Jain should know. Charged with harnessing the power of data science and digital health technologies to transform drug development at Johnson & Johnson, he and his team have developed the algorithms that power breakthrough site selection and design strategies; they have been at the forefront of using AI and real-world evidence (RWE) to transform healthcare for the past 20 years. Jain explained how, even though his team has experienced significant efficiency gains thanks to AI and improved data and analytics capabilities, they’re still taking the long-term view.

“Two years ago, we were asking a question, and we didn’t even have the data in one place to be able to answer those questions,” he said. “Now, we have that data in one place, but it still takes a week or two to answer the question. Soon, we’ll be able to get those answers in two hours or two minutes — I think that’s definitely possible. But the first step to any of that was having the right data, clean data, in one place. And I think we have the foundation to do that now.”

Jain explained how, when digging into the underlying data, his team spends the bulk of its time trying to bring in multiple points of view, such as social determinants of health, political data, claims data, EHR data, labs data, and more, and then reconciling those insights across global teams so that everyone is working from the same source of truth. “It’s really all about enabling our data scientists and analysts with better tools,” he said. “These are very smart people; they should be spending their time on higher-order tasks, not spending days cleaning data or reconciling different datasets before they can even use them to start extracting insights.”

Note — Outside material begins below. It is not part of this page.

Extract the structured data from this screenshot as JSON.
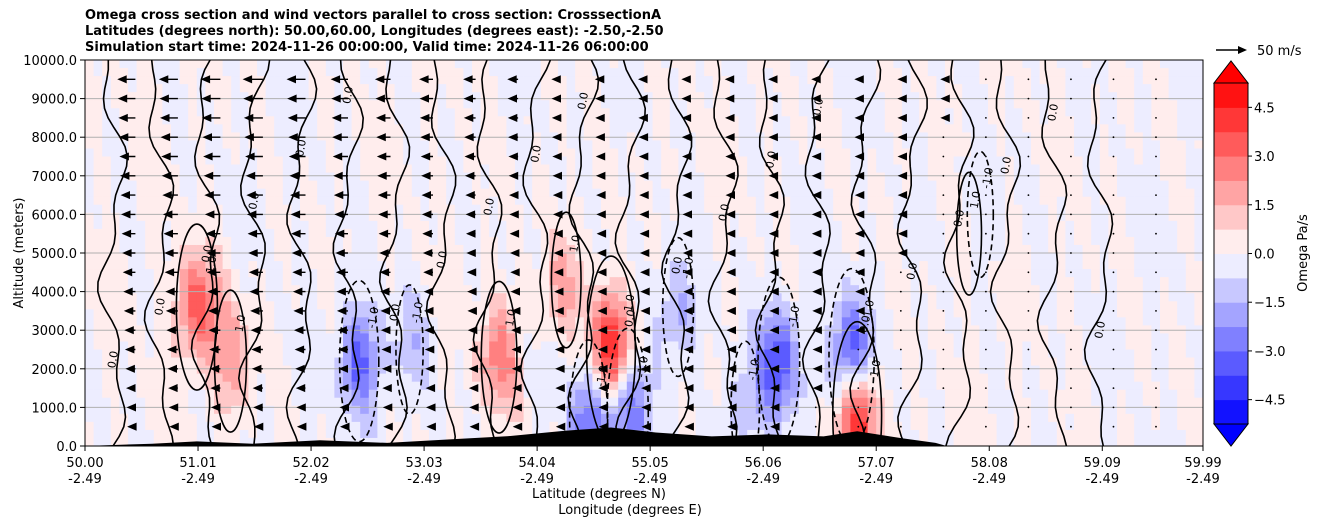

That concept of getting multiple different team members with multiple different remits to all work from a common data master is one that resonated for Nathoo, who shared his own challenges with coding in the early days of Komodo Health. “I’m a doctor-turned-businessperson, not an engineer. I was trying to build algorithms and learn Python on the fly by Googling things, and I realized I was spending all of my time on syntax. And my team members still made fun of my code,” Nathoo shared. “I think about a world where I no longer have to worry about that syntax, where I can just generate an algorithm and adjust it. What you’re describing is the notion of helping people by letting them focus on higher-order thinking, and I really love that point.”

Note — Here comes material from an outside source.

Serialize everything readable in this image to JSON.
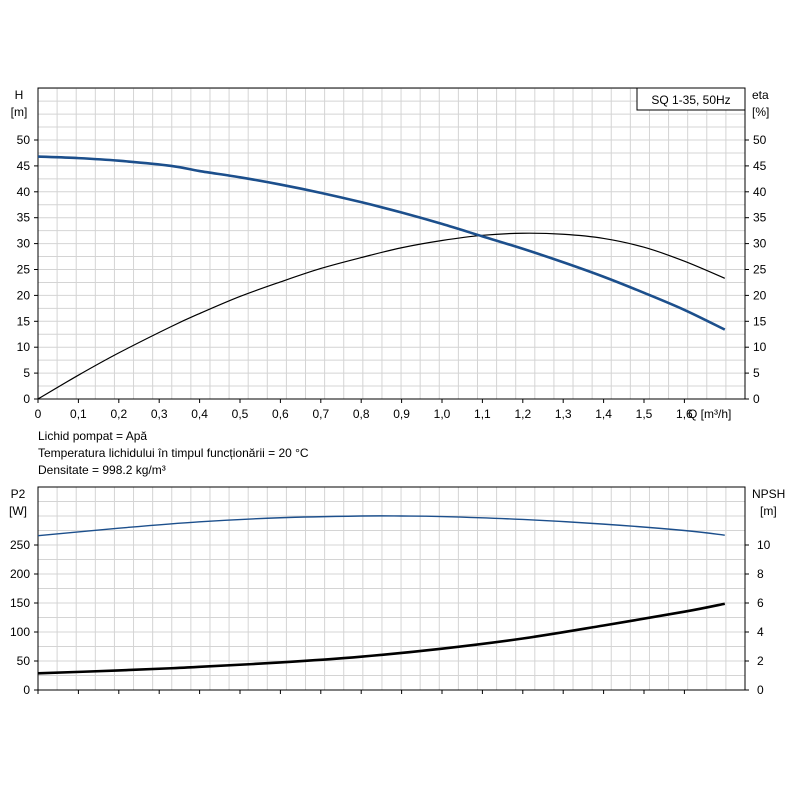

That democratization of information and analytics capabilities is perhaps the most promising aspect of AI in healthcare. By giving everyone the ability to see the entire patient journey and incorporate all aspects of that journey into advanced analytics, it will soon be possible to create truly personalized treatments faster than ever.

“One day, I’m hoping everyone has all of the data,” Jain said. “Patients will be able to have very personalized treatment plans or recognize risk factors that they can align their lives around. The data is there today, but it’s still not accessible to everyone. This is all about health equity, where everyone has access to the same level of care no matter where they live or what kind of access they have. We’re getting closer to that goal every day.”